In our paper we present evidence that the experience now gained in dry-cask storage ought to render rolling above ground storage an acceptable management approach…provided it is paired with a demonstrated disposal pathway via fast reactors. Dry storage is low cost, with cask replacement required perhaps every century (but possibly less frequently than that). That’s where we really ask for innovation; not so much the technology, but in our expectations of the way we must manage and regulate the “solution” to used nuclear fuel.
In truth, the correct service in future may well be a blend of many services. As I argued in testimony to the relevant Parliamentary Committee, it is simply too early to know just what the right service(s) will be. We know it will involve accepting material. We know some forms of disposal will eventually be required. A variety of services could happen in between, with a variety of commercial arrangements suiting a variety of client needs. Thus we should position ourselves cleverly to define and then deliver that service through subsequent stages of investigation. What I argue with confidence is that the premature foreclosure of technological and regulatory innovation would certainly be an own-goal, but one we can easily avert as we proceed from here.

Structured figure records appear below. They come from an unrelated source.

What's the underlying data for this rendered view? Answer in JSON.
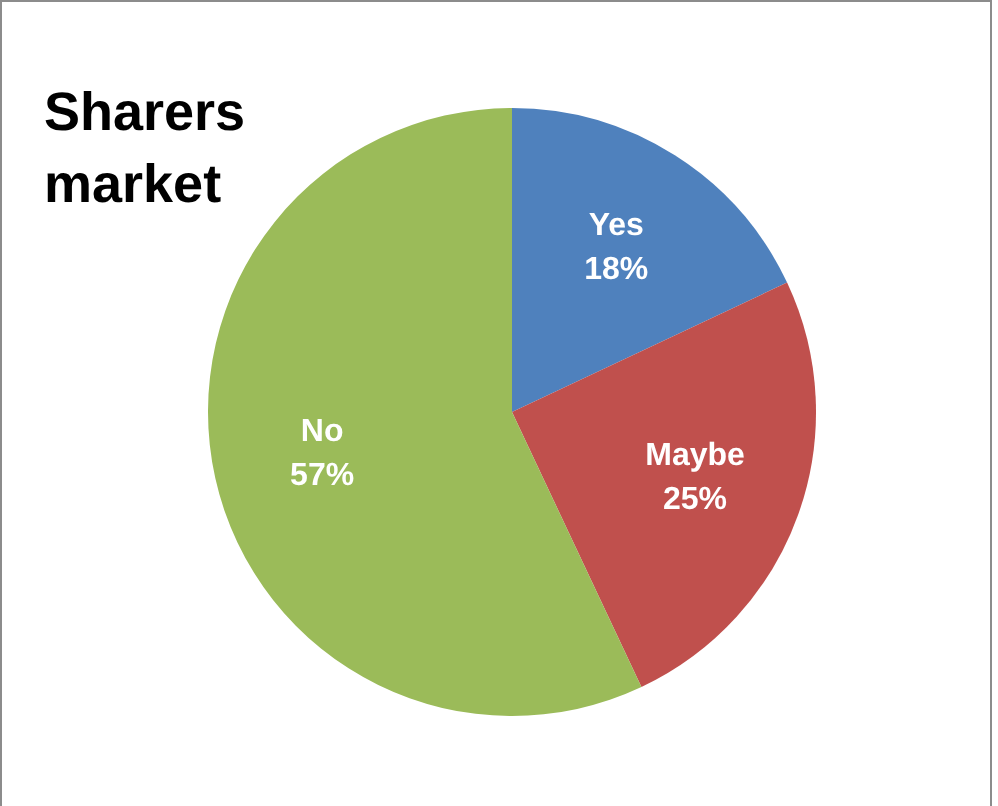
{
  "chart_data": {
    "type": "pie",
    "title": "Sharers market",
    "categories": [
      "Yes",
      "Maybe",
      "No"
    ],
    "values": [
      18,
      25,
      57
    ],
    "value_labels": [
      "18%",
      "25%",
      "57%"
    ],
    "colors": [
      "#4f81bd",
      "#c0504d",
      "#9bbb59"
    ],
    "legend": false
  }
}
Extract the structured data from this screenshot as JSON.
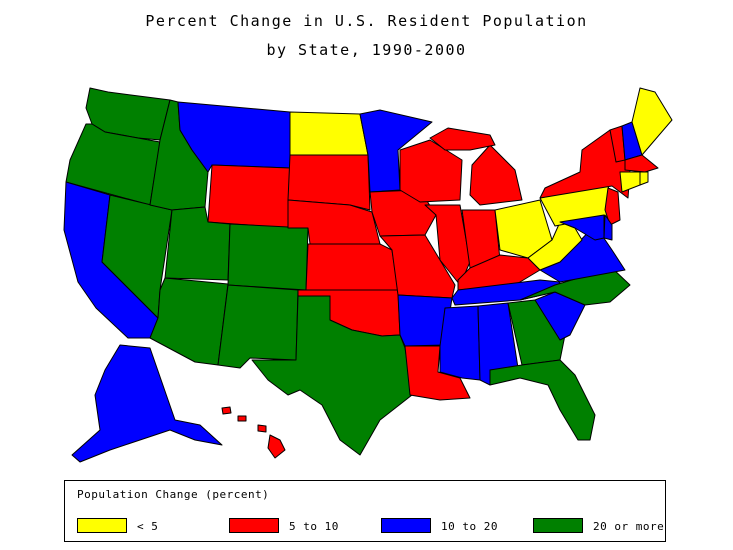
{
  "title_line1": "Percent Change in U.S. Resident Population",
  "title_line2": "by State, 1990-2000",
  "legend": {
    "title": "Population Change (percent)",
    "items": [
      {
        "label": "< 5",
        "color": "#ffff00"
      },
      {
        "label": "5 to 10",
        "color": "#ff0000"
      },
      {
        "label": "10 to 20",
        "color": "#0000ff"
      },
      {
        "label": "20 or more",
        "color": "#008000"
      }
    ]
  },
  "states": {
    "WA": "20 or more",
    "OR": "20 or more",
    "CA": "10 to 20",
    "NV": "20 or more",
    "ID": "20 or more",
    "MT": "10 to 20",
    "WY": "5 to 10",
    "UT": "20 or more",
    "AZ": "20 or more",
    "CO": "20 or more",
    "NM": "20 or more",
    "ND": "< 5",
    "SD": "5 to 10",
    "NE": "5 to 10",
    "KS": "5 to 10",
    "OK": "5 to 10",
    "TX": "20 or more",
    "MN": "10 to 20",
    "IA": "5 to 10",
    "MO": "5 to 10",
    "AR": "10 to 20",
    "LA": "5 to 10",
    "WI": "5 to 10",
    "IL": "5 to 10",
    "MI": "5 to 10",
    "IN": "5 to 10",
    "OH": "< 5",
    "KY": "5 to 10",
    "TN": "10 to 20",
    "MS": "10 to 20",
    "AL": "10 to 20",
    "GA": "20 or more",
    "FL": "20 or more",
    "SC": "10 to 20",
    "NC": "20 or more",
    "VA": "10 to 20",
    "WV": "< 5",
    "PA": "< 5",
    "NY": "5 to 10",
    "VT": "5 to 10",
    "NH": "10 to 20",
    "ME": "< 5",
    "MA": "5 to 10",
    "CT": "< 5",
    "RI": "< 5",
    "NJ": "5 to 10",
    "DE": "10 to 20",
    "MD": "10 to 20",
    "AK": "10 to 20",
    "HI": "5 to 10"
  }
}
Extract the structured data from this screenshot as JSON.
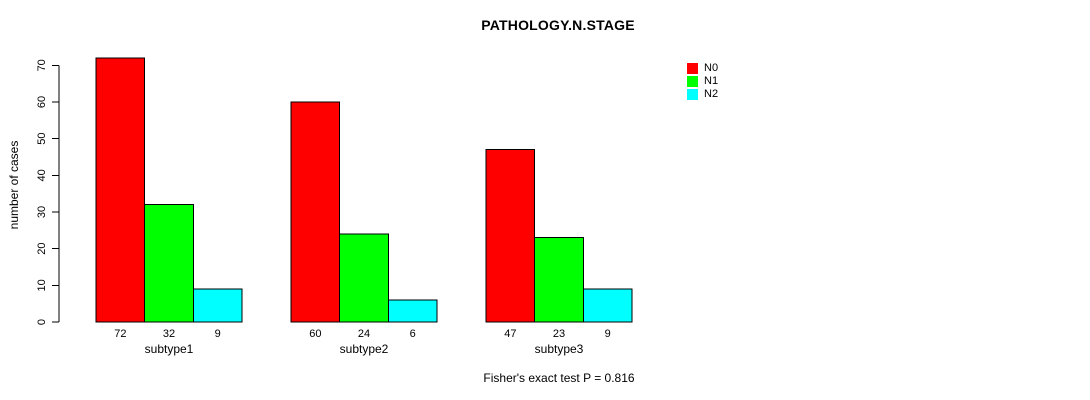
{
  "title": "PATHOLOGY.N.STAGE",
  "footer": "Fisher's exact test P = 0.816",
  "colors": {
    "n0": "#FF0000",
    "n1": "#00FF00",
    "n2": "#00FFFF",
    "axis": "#000000",
    "background": "#FFFFFF"
  },
  "chart_data": {
    "type": "bar",
    "title": "PATHOLOGY.N.STAGE",
    "xlabel": "",
    "ylabel": "number of cases",
    "categories": [
      "subtype1",
      "subtype2",
      "subtype3"
    ],
    "series": [
      {
        "name": "N0",
        "color": "#FF0000",
        "values": [
          72,
          60,
          47
        ]
      },
      {
        "name": "N1",
        "color": "#00FF00",
        "values": [
          32,
          24,
          23
        ]
      },
      {
        "name": "N2",
        "color": "#00FFFF",
        "values": [
          9,
          6,
          9
        ]
      }
    ],
    "bar_value_labels": [
      [
        "72",
        "32",
        "9"
      ],
      [
        "60",
        "24",
        "6"
      ],
      [
        "47",
        "23",
        "9"
      ]
    ],
    "ylim": [
      0,
      70
    ],
    "yticks": [
      "0",
      "10",
      "20",
      "30",
      "40",
      "50",
      "60",
      "70"
    ],
    "grid": false,
    "legend_position": "top-right",
    "legend_entries": [
      "N0",
      "N1",
      "N2"
    ],
    "annotation": "Fisher's exact test P = 0.816"
  }
}
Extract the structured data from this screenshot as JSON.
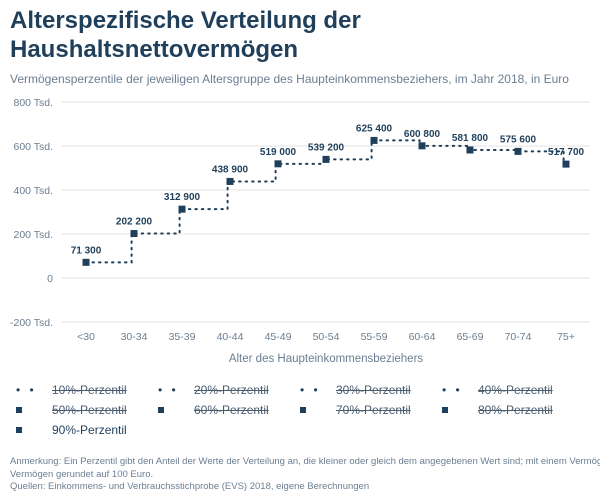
{
  "header": {
    "title_line1": "Alterspezifische Verteilung der",
    "title_line2": "Haushaltsnettovermögen",
    "subtitle": "Vermögensperzentile der jeweiligen Altersgruppe des Haupteinkommensbeziehers, im Jahr 2018, in Euro"
  },
  "chart_data": {
    "type": "line",
    "title": "Alterspezifische Verteilung der Haushaltsnettovermögen",
    "subtitle": "Vermögensperzentile der jeweiligen Altersgruppe des Haupteinkommensbeziehers, im Jahr 2018, in Euro",
    "xlabel": "Alter des Haupteinkommensbeziehers",
    "ylabel": "",
    "categories": [
      "<30",
      "30-34",
      "35-39",
      "40-44",
      "45-49",
      "50-54",
      "55-59",
      "60-64",
      "65-69",
      "70-74",
      "75+"
    ],
    "ylim": [
      -200000,
      800000
    ],
    "yticks": [
      -200000,
      0,
      200000,
      400000,
      600000,
      800000
    ],
    "ytick_labels": [
      "-200 Tsd.",
      "0",
      "200 Tsd.",
      "400 Tsd.",
      "600 Tsd.",
      "800 Tsd."
    ],
    "grid": true,
    "legend_position": "bottom",
    "series": [
      {
        "name": "90%-Perzentil",
        "visible": true,
        "values": [
          71300,
          202200,
          312900,
          438900,
          519000,
          539200,
          625400,
          600800,
          581800,
          575600,
          517700
        ],
        "labels": [
          "71 300",
          "202 200",
          "312 900",
          "438 900",
          "519 000",
          "539 200",
          "625 400",
          "600 800",
          "581 800",
          "575 600",
          "517 700"
        ]
      }
    ]
  },
  "legend": {
    "items": [
      {
        "label": "10%-Perzentil",
        "marker": "dots",
        "state": "disabled"
      },
      {
        "label": "20%-Perzentil",
        "marker": "dots",
        "state": "disabled"
      },
      {
        "label": "30%-Perzentil",
        "marker": "dots",
        "state": "disabled"
      },
      {
        "label": "40%-Perzentil",
        "marker": "dots",
        "state": "disabled"
      },
      {
        "label": "50%-Perzentil",
        "marker": "square",
        "state": "disabled"
      },
      {
        "label": "60%-Perzentil",
        "marker": "square",
        "state": "disabled"
      },
      {
        "label": "70%-Perzentil",
        "marker": "square",
        "state": "disabled"
      },
      {
        "label": "80%-Perzentil",
        "marker": "square",
        "state": "disabled"
      },
      {
        "label": "90%-Perzentil",
        "marker": "square",
        "state": "enabled"
      }
    ]
  },
  "footnotes": {
    "note": "Anmerkung: Ein Perzentil gibt den Anteil der Werte der Verteilung an, die kleiner oder gleich dem angegebenen Wert sind; mit einem Vermögen",
    "note2": "Vermögen gerundet auf 100 Euro.",
    "source": "Quellen: Einkommens- und Verbrauchsstichprobe (EVS) 2018, eigene Berechnungen"
  },
  "colors": {
    "primary": "#1f3f5b",
    "muted_text": "#6b7e92",
    "grid": "#e3e3e3"
  }
}
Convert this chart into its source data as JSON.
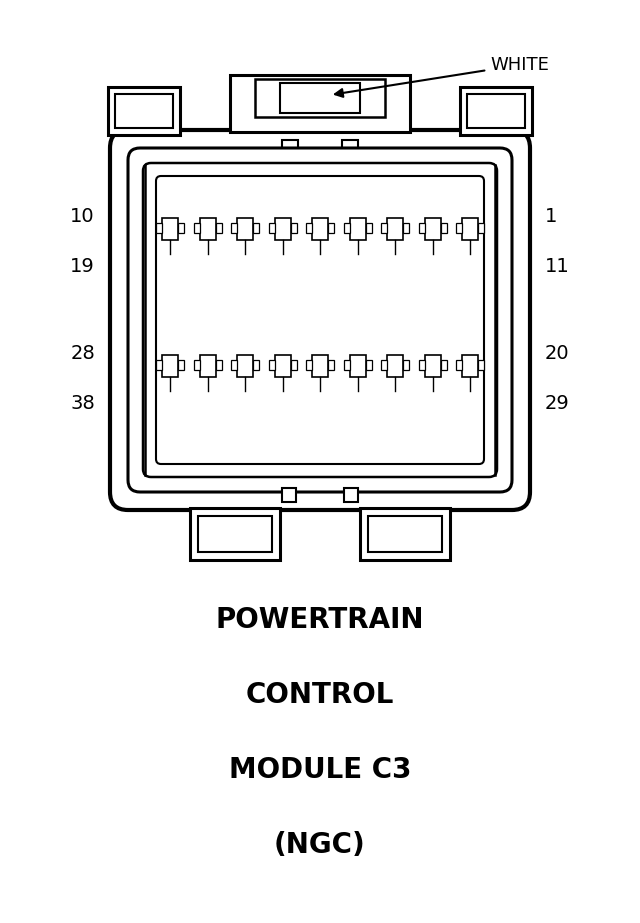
{
  "bg_color": "#ffffff",
  "line_color": "#000000",
  "title_lines": [
    "POWERTRAIN",
    "CONTROL",
    "MODULE C3",
    "(NGC)"
  ],
  "title_fontsize": 20,
  "label_left": [
    "10",
    "19",
    "28",
    "38"
  ],
  "label_right": [
    "1",
    "11",
    "20",
    "29"
  ],
  "white_label": "WHITE",
  "fig_w": 6.4,
  "fig_h": 9.23
}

The straightforward and crucial next step is to make formal approaches to potential customer nations to shore-up the evidence of the market and the willingness of international partners to engage in developing an Australian-based solution. This is an incredibly low-cost next step for delivering what is mission-critical information. It requires not big dollars, but a firm position from our state government to potential customers that that the conversation, while at the earliest stage, is a real one.
We have an opportunity in Australia to do something quite remarkable: play a leading role in solving what has been an enduring challenge in the international community, and do it in a way that delivers better and more exciting results both for South Australia and the world than anyone expected. It’s definitely worth fighting for, for anyone who wants a cleaner, safer, brighter future.